Die Schatten wurden länger in dem weiten Gemache. Ich erhob mich, um mich von dem Dichter zu verabschieden. Er streckte mir die Hand entgegen, zog sie aber, wie sich auf Etwas besinnend, zurück.
„Ein Andenken an diese Stunde!“ murmelte er und griff aus einem der Bücherkästen ein zierliches Bändchen heraus, auf dessen Titelseite er mit fliegender Feder ein paar freundliche Worte schrieb.
[70] Und dann schritt ich wieder durch den Thiergarten, entgegen dem geräuschvollen Treiben der Großstadt. Männer und Frauen wandelten, sich ergehend, an mir vorüber, lachende Kinder spielten unter den Standbildern Goethe’s und der Königin Luise. Ich sah Alles und sah es nicht. Meine Gedanken hingen an der Frage, ob nun der Besuch in der Hohenzollernstraße ein Gewinn gewesen oder ein Verlust.
„Ein Gewinn!“ ich sage es, ohne dem Dichter zu schmeicheln. Wie ich mir ihn gedacht hatte, so war er in seinem Arbeitszimmer vor mir gesessen.

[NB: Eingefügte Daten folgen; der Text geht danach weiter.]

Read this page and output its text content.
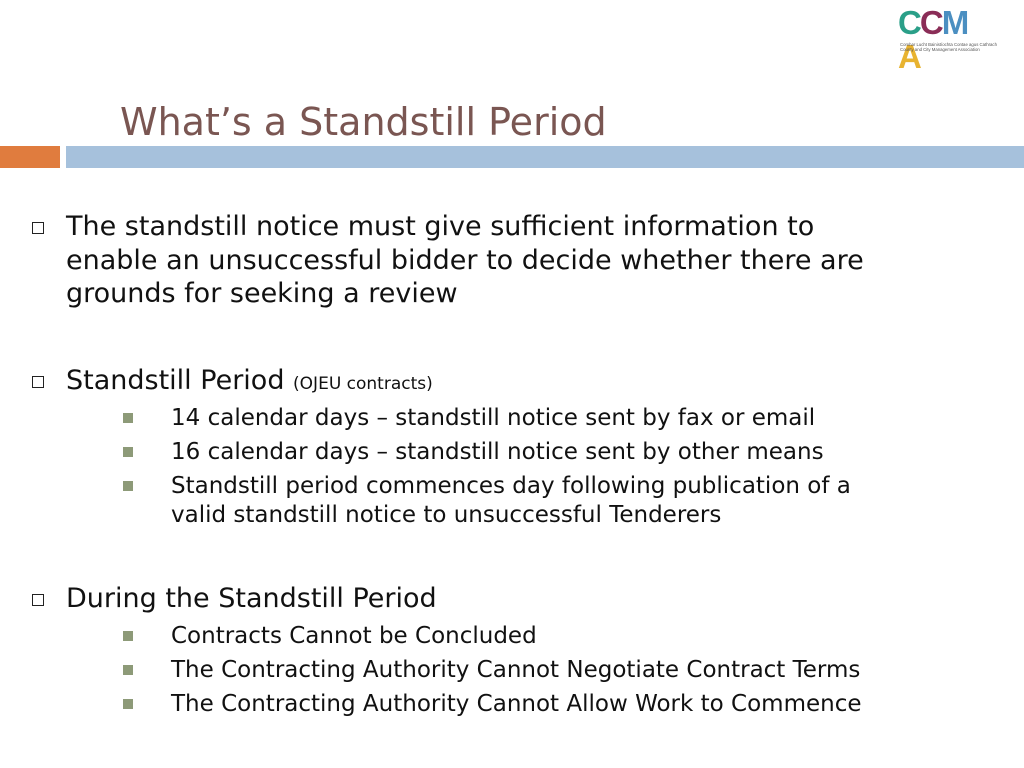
CCMA
Comhar Lucht Bainistíochta Contae agus Cathrach
County and City Management Association
What’s a Standstill Period
The standstill notice must give sufficient information to
enable an unsuccessful bidder to decide whether there are
grounds for seeking a review
Standstill Period (OJEU contracts)
14 calendar days – standstill notice sent by fax or email
16 calendar days – standstill notice sent by other means
Standstill period commences day following publication of a
valid standstill notice to unsuccessful Tenderers
During the Standstill Period
Contracts Cannot be Concluded
The Contracting Authority Cannot Negotiate Contract Terms
The Contracting Authority Cannot Allow Work to Commence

Blind gegen die Mängel seines Schaffens bin ich nie gewesen, außer in jenen jungen Jahren, wo das Urtheil noch vor jedem Gemüthsaffecte Reißaus nimmt. Aber was mir zur rechten Würdigung gefehlt hatte, war die Beobachtung des Verhältnisses zwischen ihm und dem Boden, aus dem er pflügt. Ueber die allgemeinen Züge seiner Lebensentwickelung (vergl. „Gartenlaube“ 1877, Nr. 14) war ich ja vorher unterrichtet gewesen, ich wußte, was die literarischen Compendien wußten. Daß er als der Sohn eines Magdeburger Regierungsrathes unter glücklichen Bedingungen und seit seinem sechsten Jahre auch in landschaftlich reizvoller Umgebung, nämlich in Stralsund, aufwuchs. Daß das Meer in seine Jugend hineinglänzte, wie er später selbst in einem wunderschönen Vortrage über Homer erzählt hat und wie es im Uebrigen auch aus den meisten seiner Romane zu entnehmen ist, durch welche es bald laut und bald leise tönt, wie der ewige Ruf der Sehnsucht: „Thalatta! Thalatta!“ Daß er in Berlin, Bonn, Greifswald (dem Grünwald seiner Romane) zuerst die Rechte, dann Philologie und Philosophie studirt, sich zu einer Docenten-Carriere vorbereitet hatte und eine Weile Gymnasial-Lehrer – siehe Oswald Stein’s Misere am Grünwalder Gymnasium – gewesen war, um schließlich als dreißigjähriger Mann mit Einem Schlage ein berühmter Schriftsteller zu werden. Aber dieses Wissen war unzulänglich, lückenhaft. Genius loci, der Geist, der zum Menschen aus seiner nächsten Umgebung spricht, der war mir entgangen, und gerade von diesem Geiste Spielhagen’s muß Kenntniß haben, wer den Epiker der letzten Epoche deutscher Geschichte genau verstehen will.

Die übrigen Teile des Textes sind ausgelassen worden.